MaxCompute(Inner) Tutorial

此文档是针对阿里集团内部用户,在MaxCompute上使用EasyRec的说明。

输入数据:

输入一般是odps表:

  • train: your_own_project.dwd_avazu_ctr_deepmodel_train

  • test: your_own_project.dwd_avazu_ctr_deepmodel_test

说明:这两张表是自己odps project的表,由于阿里集团内部无法访问公共云的pai_online_project,可以通过自行下载数据集到本地,并使用odpscmd tunnel upload命令上传至自己的project进行使用。

  • dwd_avazu_ctr_deepmodel_train.csv (http://easyrec.oss-cn-beijing.aliyuncs.com/data/dwd_avazu_ctr_deepmodel_train.csv)
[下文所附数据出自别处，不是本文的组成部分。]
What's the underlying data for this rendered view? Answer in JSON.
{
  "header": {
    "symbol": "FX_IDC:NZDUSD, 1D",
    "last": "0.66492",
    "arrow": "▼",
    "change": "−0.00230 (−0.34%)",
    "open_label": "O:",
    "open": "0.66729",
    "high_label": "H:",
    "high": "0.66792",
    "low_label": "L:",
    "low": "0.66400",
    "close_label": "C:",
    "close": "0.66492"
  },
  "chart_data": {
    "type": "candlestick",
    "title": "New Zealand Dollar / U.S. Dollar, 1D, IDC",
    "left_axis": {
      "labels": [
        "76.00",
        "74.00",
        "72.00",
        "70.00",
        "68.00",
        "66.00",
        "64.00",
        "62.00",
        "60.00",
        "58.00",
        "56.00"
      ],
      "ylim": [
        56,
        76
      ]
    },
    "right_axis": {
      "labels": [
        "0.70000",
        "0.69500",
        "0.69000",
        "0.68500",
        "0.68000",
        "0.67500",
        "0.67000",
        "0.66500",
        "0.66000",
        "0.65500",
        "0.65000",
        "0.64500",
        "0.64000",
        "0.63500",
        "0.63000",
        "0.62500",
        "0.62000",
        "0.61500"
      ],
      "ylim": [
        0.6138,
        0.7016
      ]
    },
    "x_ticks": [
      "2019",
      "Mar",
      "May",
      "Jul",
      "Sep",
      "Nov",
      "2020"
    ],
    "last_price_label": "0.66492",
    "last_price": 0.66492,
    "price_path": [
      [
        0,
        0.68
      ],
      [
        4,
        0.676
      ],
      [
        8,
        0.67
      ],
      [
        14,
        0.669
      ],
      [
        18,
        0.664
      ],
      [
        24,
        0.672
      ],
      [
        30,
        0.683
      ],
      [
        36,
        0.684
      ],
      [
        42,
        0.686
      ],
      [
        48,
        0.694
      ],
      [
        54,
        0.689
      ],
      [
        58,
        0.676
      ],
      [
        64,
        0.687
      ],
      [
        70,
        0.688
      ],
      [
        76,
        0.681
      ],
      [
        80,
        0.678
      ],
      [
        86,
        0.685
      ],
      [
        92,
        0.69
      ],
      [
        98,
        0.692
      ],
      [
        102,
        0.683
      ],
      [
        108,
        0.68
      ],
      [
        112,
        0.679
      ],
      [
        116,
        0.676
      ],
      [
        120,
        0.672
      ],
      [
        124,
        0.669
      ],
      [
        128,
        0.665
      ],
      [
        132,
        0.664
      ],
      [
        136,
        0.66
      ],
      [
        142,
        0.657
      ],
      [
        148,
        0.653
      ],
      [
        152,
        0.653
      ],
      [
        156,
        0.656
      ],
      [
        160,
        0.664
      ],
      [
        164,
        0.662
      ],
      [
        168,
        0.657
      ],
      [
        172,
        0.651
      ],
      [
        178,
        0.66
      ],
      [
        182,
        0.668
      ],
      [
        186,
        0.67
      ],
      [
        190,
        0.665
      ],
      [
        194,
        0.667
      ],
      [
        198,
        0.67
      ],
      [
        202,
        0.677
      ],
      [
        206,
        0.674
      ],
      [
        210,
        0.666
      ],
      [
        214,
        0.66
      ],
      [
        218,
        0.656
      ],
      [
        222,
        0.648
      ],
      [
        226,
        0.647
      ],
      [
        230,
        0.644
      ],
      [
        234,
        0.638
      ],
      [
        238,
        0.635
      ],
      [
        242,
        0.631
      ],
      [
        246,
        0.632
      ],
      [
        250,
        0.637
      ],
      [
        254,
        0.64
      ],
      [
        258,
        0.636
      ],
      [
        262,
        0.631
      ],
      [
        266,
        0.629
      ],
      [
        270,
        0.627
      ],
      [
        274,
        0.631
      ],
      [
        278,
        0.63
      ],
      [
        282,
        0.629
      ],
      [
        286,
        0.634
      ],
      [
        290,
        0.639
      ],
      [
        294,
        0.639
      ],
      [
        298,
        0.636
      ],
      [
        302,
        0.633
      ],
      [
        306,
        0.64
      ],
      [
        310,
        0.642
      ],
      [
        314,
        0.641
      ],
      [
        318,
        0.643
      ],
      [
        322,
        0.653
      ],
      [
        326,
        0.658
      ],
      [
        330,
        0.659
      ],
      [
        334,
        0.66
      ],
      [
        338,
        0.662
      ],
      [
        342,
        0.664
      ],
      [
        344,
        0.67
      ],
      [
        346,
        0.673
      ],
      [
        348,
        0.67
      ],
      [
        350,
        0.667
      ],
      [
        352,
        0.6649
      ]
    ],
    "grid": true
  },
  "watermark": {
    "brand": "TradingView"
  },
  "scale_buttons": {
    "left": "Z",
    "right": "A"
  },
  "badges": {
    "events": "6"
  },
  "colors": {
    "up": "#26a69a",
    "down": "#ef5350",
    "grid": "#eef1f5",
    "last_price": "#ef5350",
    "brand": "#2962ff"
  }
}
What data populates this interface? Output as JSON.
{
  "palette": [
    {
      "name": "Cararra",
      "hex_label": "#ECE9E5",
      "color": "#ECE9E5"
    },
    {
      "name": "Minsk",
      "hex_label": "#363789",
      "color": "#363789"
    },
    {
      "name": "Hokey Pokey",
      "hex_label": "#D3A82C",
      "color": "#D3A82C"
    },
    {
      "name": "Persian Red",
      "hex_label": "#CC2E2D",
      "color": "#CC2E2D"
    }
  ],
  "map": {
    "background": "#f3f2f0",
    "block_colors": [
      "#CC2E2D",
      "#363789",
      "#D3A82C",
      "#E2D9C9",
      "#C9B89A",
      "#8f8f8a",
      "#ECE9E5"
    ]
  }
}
  • dwd_avazu_ctr_deepmodel_test.csv (http://easyrec.oss-cn-beijing.aliyuncs.com/data/dwd_avazu_ctr_deepmodel_test.csv)

参考命令:

create table if not exists dwd_avazu_ctr_deepmodel_train (click bigint, hour string, c1 string, banner_pos string, site_id string, site_domain string, site_category string, app_id string, app_domain string, app_category string, device_id string, device_ip string, device_model string, device_type string, device_conn_type string, c14 string, c15 string, c16 string, c17 string, c18 string, c19 string, c20 string, c21 string);

tunnel upload dwd_avazu_ctr_deepmodel_train.csv your_own_project.dwd_avazu_ctr_deepmodel_train;

训练:

pai -name easy_rec_ext -project algo_public
-Dcmd=train
-Dconfig=oss://easyrec/config/MultiTower/dwd_avazu_ctr_deepmodel_ext.config
-Dtrain_tables='odps://pai_online_project/tables/dwd_avazu_ctr_deepmodel_train'
-Deval_tables='odps://pai_online_project/tables/dwd_avazu_ctr_deepmodel_test'
-Dcluster='{"ps":{"count":1, "cpu":1000}, "worker" : {"count":3, "cpu":1000, "gpu":100, "memory":40000}}'
-Deval_method=separate
-Dmodel_dir=oss://easyrec/ckpt/MultiTower
-Dbuckets=oss://easyrec/?role_arn=acs:ram::xxx:role/xxx&host=oss-cn-beijing-internal.aliyuncs.com;
  • -Dcmd: train 模型训练

  • -Dconfig: 训练用的配置文件

  • -Dtrain_tables: 定义训练表

  • -Deval_tables: 定义测试表

  • -Dtables: 定义其他依赖表(可选),如负采样的表

  • -Dcluster: 定义PS的数目和worker的数目。具体见:PAI-TF任务参数介绍

  • -Deval_method: 评估方法

  • separate: 用worker(task_id=1)做评估

  • none: 不需要评估

  • master: 在master(task_id=0)上做评估

  • -Dfine_tune_checkpoint: 可选,从checkpoint restore参数,进行finetune

  • 可以指定directory,将使用directory里面的最新的checkpoint.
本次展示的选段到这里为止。